While walking along Wacker Drive in a tourist-y part of downtown I passed this planter that had been recently rebuilt over the last few years. Obviously the cold winters and the damage they cause were not contemplated by the “A” Team that built it. While you can’t judge infrastructure capabilities based on a planter, it is easy to find many Chicago examples of large overruns and delays including Millenium Park (4 years late and budgeted at $150M, ended up costing $475M).
We aren’t the only ones screwing up. Der Speigel (English) describes how high profile German engineering projects have been recently failing, as well. Their airports, government buildings, and train tunnels have many prominent examples of being far behind schedule and way over budget. The article also makes the provocative claim that authorities deliberately mislead constituents by downplaying costs at the time of the initial approval, figuring that it won’t be their problem years’ later when the effort is complete and the overrun’s are tallied.
In many instances, the false calculations are deliberate. Werner Rothengatter, a researcher at the Karlsruhe Institute of Technology, has studied major public works projects around the world. He says there’s a similar pattern in democratic societies, where politicians have a tendency to deceive the public about the actual costs of these projects.
Rothengatter argues that cost overruns rarely come as a surprise — regardless of whether they are from the Berlin airport or Hamburg’s new Elbphilharmonie concert hall. During his research, he found that most politicians try to calculate the price to be as low as possible in order to obtain support for the projects — deliberately veiling the potential risks.
“Those who provide honest estimates for projects from the very beginning have little chance of getting them off the ground,” Rothengatter claims. Often those at the political helm take a calculated risk by assuming they won’t be held personally responsible if the costs start to explode.
In a 2009 study, “Survival of the Unfittest: Why the Worst Infrastructure Gets Built,” Danish researcher Bent Flyvbjerg of Oxford University argued that it often isn’t the best projects that are completed, but those that “are made to look best on paper.” Those, of course, are projects that “amass the highest cost overruns and benefit shortfalls.”
The idea that governments make poor project managers and select inefficient efforts for their largess (that they sponsor with your tax dollars) should be obvious, yet it is rarely commented on as a “core” reason for failure.

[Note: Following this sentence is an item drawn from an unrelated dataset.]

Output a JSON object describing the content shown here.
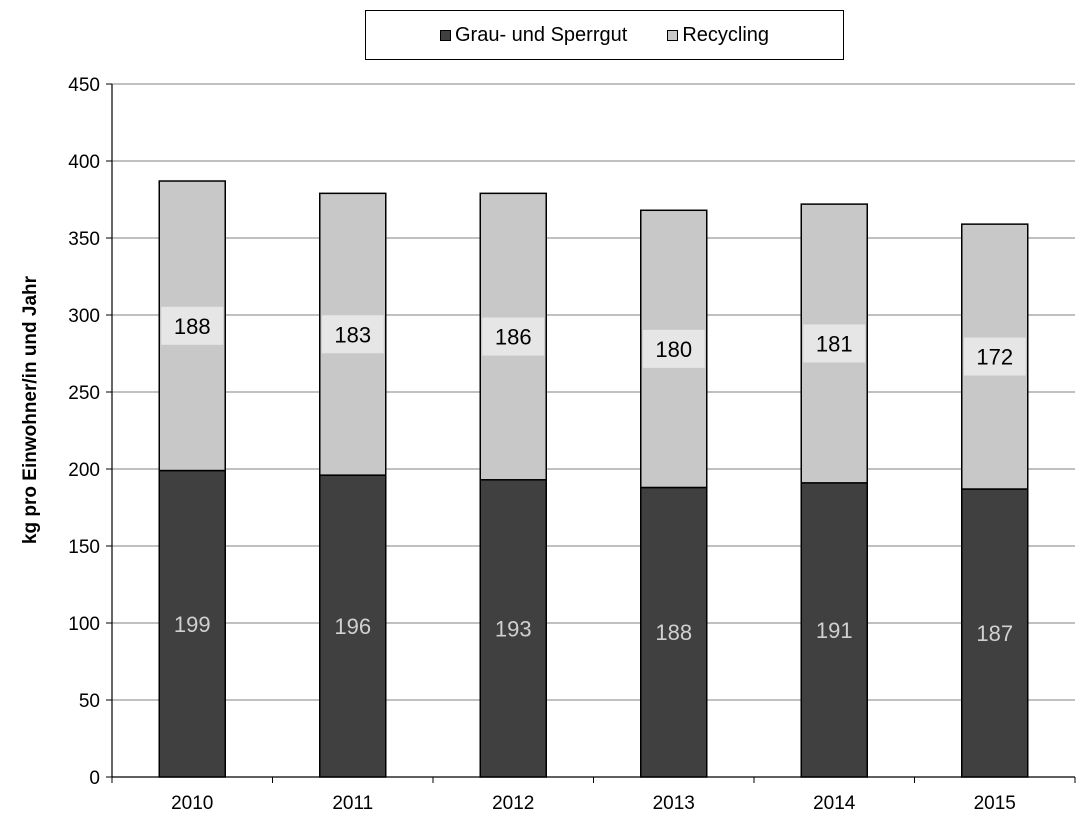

The idea that non-profit government institutions can make wise capital allocation decisions is actually quite popular and is likely a “given” among many of the young, given that the “free” market is demonized on most popular programming. As the government makes up a larger and larger portion of our total economy, you can expect more bad decisions and lousy outcomes.
Government bodies inherently make impaired decisions, since they are insulated from failure and have many other parties to blame along the way. In Chicago, in particular, if you are the selected candidate of the “blue” party and can slog through a primary, your election is guaranteed; many posts run unopposed (even in the primary). It is hard to imagine anything short of epic failure resulting in being thrown from office.